MsHopey · 10/08/2018 06:31

Whenever I visit my mom she always says text me when you get home safe.
I've always said I drive places every single day and I never text her on those occasions, but she insists i text her. So I do. It's weird but i assume in their head there is some kind of worry, so I always do my best to put her at ease.

Vitalogy · 10/08/2018 06:33

Really surprised at how many people do this as a matter of course Unfortunately I can't do this anymore but wish I could.

Roussette · 10/08/2018 06:37

OP it's not weird, it's normal. I have 3 adult DCs (one DSS) and I do this sometimes (not always). If they have spent time with us, they're on my mind, they leave for a long journey home, and sometimes I just want to know they've got there OK. Sometimes I worry. Other times not so much.

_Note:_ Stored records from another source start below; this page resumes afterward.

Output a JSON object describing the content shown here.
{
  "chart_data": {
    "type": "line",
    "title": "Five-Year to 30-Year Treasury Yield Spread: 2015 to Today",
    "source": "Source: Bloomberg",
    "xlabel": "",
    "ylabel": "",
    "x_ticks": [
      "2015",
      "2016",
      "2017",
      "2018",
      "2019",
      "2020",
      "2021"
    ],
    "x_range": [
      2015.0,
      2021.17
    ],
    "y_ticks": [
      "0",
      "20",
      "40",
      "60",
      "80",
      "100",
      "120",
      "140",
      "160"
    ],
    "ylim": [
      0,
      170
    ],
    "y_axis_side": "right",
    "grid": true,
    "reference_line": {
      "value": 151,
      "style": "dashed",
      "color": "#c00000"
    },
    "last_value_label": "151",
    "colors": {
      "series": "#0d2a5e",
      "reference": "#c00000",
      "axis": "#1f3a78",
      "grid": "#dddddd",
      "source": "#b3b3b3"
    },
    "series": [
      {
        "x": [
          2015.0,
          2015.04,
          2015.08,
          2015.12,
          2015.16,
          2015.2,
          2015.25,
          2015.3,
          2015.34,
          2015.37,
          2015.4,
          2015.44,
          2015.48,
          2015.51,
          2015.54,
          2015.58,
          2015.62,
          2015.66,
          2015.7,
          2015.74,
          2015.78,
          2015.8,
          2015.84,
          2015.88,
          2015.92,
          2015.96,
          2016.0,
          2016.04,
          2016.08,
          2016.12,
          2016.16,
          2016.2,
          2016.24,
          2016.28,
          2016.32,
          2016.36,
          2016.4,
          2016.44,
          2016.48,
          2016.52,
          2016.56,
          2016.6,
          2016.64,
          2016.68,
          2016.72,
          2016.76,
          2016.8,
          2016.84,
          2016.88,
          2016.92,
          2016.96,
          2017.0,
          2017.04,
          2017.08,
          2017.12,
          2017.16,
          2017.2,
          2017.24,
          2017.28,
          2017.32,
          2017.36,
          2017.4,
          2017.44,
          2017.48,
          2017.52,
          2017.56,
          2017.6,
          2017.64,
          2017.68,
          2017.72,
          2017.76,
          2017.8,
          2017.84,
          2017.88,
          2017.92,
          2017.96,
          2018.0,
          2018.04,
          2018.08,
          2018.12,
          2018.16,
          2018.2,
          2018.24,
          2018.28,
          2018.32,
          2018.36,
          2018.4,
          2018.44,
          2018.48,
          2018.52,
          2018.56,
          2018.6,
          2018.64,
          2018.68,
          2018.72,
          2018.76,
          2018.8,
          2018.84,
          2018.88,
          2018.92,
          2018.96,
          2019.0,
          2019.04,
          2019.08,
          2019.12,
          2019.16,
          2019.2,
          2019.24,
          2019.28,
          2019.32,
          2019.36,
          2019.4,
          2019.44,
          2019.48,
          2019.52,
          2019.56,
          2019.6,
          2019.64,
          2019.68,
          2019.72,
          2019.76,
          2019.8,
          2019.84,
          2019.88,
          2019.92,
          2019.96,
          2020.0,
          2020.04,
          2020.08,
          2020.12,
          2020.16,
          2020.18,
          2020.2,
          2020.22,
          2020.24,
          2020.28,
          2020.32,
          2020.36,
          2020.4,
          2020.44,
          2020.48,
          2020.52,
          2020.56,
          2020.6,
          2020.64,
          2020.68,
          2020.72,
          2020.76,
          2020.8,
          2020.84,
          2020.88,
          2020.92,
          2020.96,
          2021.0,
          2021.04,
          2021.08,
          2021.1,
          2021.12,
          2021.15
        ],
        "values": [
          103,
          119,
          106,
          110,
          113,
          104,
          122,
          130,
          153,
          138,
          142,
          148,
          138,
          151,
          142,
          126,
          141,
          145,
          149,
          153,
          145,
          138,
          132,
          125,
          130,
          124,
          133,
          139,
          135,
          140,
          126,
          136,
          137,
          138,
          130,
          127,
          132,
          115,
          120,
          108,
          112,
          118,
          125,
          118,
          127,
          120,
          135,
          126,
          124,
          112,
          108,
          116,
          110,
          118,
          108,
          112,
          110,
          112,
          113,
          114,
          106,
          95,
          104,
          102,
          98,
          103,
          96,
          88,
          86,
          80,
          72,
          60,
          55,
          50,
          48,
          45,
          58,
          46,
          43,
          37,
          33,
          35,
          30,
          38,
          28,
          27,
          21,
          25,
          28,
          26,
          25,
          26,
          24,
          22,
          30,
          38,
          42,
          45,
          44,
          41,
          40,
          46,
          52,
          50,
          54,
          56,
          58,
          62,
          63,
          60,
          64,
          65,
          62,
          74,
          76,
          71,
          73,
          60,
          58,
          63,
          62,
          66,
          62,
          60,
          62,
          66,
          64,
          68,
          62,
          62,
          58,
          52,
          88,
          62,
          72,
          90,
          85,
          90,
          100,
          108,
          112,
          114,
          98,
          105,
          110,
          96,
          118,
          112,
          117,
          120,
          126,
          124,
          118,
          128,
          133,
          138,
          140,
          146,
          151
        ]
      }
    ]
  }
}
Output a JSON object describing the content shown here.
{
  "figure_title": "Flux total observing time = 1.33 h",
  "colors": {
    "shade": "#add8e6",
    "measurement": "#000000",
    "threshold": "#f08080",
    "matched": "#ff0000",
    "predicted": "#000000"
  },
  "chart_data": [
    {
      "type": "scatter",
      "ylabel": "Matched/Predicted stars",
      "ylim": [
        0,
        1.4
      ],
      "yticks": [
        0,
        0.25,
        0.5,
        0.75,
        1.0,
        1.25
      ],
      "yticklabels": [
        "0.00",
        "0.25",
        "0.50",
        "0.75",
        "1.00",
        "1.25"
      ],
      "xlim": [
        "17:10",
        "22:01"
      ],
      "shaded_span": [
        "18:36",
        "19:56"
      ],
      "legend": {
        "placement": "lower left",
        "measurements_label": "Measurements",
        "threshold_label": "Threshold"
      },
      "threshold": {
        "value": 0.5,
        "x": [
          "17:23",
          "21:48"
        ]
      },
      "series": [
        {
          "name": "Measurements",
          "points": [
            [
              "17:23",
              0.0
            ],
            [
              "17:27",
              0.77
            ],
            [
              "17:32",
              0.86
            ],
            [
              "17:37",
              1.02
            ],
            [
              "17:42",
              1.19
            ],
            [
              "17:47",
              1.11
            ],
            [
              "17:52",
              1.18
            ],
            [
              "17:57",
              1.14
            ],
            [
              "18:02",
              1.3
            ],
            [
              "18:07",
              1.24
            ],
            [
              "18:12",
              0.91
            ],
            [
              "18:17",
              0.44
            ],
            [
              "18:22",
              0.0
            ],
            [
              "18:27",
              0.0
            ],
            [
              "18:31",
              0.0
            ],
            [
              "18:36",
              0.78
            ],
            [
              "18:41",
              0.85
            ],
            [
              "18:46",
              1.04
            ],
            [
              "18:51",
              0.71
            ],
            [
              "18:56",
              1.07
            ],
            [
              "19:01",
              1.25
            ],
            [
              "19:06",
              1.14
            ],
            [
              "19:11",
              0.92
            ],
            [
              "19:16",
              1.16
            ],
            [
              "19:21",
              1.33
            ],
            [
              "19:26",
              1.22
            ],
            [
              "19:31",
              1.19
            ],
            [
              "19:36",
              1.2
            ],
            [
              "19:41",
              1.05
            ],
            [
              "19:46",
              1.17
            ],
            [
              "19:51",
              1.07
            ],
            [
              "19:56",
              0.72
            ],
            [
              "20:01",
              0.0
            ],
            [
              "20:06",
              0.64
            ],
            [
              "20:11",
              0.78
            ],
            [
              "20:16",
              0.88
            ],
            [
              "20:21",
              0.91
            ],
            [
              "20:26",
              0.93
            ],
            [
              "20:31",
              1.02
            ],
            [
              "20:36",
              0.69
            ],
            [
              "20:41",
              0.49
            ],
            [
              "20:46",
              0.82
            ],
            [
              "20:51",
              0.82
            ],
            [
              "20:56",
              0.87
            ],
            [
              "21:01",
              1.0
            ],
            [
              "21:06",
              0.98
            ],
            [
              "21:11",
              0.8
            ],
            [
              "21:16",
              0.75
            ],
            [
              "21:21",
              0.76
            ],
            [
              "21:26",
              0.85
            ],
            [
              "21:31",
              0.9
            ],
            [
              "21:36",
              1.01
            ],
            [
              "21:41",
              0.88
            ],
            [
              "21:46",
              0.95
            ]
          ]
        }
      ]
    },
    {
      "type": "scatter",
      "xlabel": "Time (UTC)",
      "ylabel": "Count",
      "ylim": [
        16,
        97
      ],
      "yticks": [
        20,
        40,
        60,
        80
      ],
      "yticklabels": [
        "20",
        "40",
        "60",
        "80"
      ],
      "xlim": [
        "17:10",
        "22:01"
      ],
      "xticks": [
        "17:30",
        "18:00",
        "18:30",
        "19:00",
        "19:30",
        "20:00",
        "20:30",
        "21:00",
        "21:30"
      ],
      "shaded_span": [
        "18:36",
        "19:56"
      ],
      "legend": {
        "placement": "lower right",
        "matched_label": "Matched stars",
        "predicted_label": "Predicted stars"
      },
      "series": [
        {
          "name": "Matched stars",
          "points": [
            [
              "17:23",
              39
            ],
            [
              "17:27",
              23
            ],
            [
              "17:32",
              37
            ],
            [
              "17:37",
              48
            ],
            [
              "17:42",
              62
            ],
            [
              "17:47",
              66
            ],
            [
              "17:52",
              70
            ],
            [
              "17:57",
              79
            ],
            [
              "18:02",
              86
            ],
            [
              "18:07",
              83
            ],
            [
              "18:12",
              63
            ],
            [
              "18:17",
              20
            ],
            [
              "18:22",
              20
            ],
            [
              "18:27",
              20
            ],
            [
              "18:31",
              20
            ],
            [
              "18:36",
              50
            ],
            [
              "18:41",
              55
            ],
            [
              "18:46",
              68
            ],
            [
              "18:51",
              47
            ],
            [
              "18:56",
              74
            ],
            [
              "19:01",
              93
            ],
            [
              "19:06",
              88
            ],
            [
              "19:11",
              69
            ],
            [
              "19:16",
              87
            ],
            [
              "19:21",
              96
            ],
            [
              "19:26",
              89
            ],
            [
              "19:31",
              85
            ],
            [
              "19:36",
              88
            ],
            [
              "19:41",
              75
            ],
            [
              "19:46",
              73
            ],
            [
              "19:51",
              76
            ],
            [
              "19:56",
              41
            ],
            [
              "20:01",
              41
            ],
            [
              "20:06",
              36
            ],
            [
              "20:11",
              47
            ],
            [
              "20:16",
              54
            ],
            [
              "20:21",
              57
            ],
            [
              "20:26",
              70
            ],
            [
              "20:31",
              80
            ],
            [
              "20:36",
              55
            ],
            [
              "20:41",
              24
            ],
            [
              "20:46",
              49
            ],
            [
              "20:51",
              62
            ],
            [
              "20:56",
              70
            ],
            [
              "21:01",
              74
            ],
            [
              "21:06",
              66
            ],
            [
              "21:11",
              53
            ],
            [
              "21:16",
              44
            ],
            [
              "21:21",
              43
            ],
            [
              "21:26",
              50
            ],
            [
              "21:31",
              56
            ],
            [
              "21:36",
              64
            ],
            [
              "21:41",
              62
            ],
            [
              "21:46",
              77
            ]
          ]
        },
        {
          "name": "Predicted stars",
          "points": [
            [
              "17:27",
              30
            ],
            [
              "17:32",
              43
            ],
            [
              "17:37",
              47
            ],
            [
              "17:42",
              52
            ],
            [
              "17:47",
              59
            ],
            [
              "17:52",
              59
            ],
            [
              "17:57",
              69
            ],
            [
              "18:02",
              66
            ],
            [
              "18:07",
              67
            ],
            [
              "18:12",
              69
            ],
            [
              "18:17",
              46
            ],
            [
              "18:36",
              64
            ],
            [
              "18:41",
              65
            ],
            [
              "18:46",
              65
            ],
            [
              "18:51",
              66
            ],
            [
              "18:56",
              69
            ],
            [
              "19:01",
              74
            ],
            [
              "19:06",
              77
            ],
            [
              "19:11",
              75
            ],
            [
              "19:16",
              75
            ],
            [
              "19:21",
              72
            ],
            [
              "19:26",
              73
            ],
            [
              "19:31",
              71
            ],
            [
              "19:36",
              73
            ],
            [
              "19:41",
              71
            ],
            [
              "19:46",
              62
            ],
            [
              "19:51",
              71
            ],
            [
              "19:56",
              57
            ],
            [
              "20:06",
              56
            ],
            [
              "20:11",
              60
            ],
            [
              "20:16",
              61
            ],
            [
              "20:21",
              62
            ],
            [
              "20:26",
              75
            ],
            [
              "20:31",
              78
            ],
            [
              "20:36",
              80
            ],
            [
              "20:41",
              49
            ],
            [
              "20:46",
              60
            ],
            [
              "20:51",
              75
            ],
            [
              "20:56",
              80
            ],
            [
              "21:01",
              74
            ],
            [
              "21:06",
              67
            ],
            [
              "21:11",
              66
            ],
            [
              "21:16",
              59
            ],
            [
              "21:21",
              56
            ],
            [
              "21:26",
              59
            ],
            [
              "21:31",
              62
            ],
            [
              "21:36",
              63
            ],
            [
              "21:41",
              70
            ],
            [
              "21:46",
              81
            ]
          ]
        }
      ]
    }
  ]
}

Having said that, we do speak more or less most days, so it is quite normal to them and TBH they like to know I care! One of my DDs is training for a half marathon and was out running at 10.30pm in London and because I know she's running round the streets of London at night... I worry, the area she lives in isn't exactly posh. Can't help it. I asked her if she'd just ring my mobile once so I know she's home. And she did.

Of course the rest of the time she and others are out clubbing, festivals whatever... but that's different. Out of sight out of mind. No news is good news etc.

Whoever thinks it's 'pathetic'... how mean. Would you rather have parents who didn't care?

Roussette · 10/08/2018 06:40

P.S. Have to say, I'm not the anxious sort at all. But those of you on here with young DCs might understand in years to come when your chidren are adults. You don't give up on motherhood because theyre 18, 25, 28 or whatever, you never stop worrying in a small way from time to time.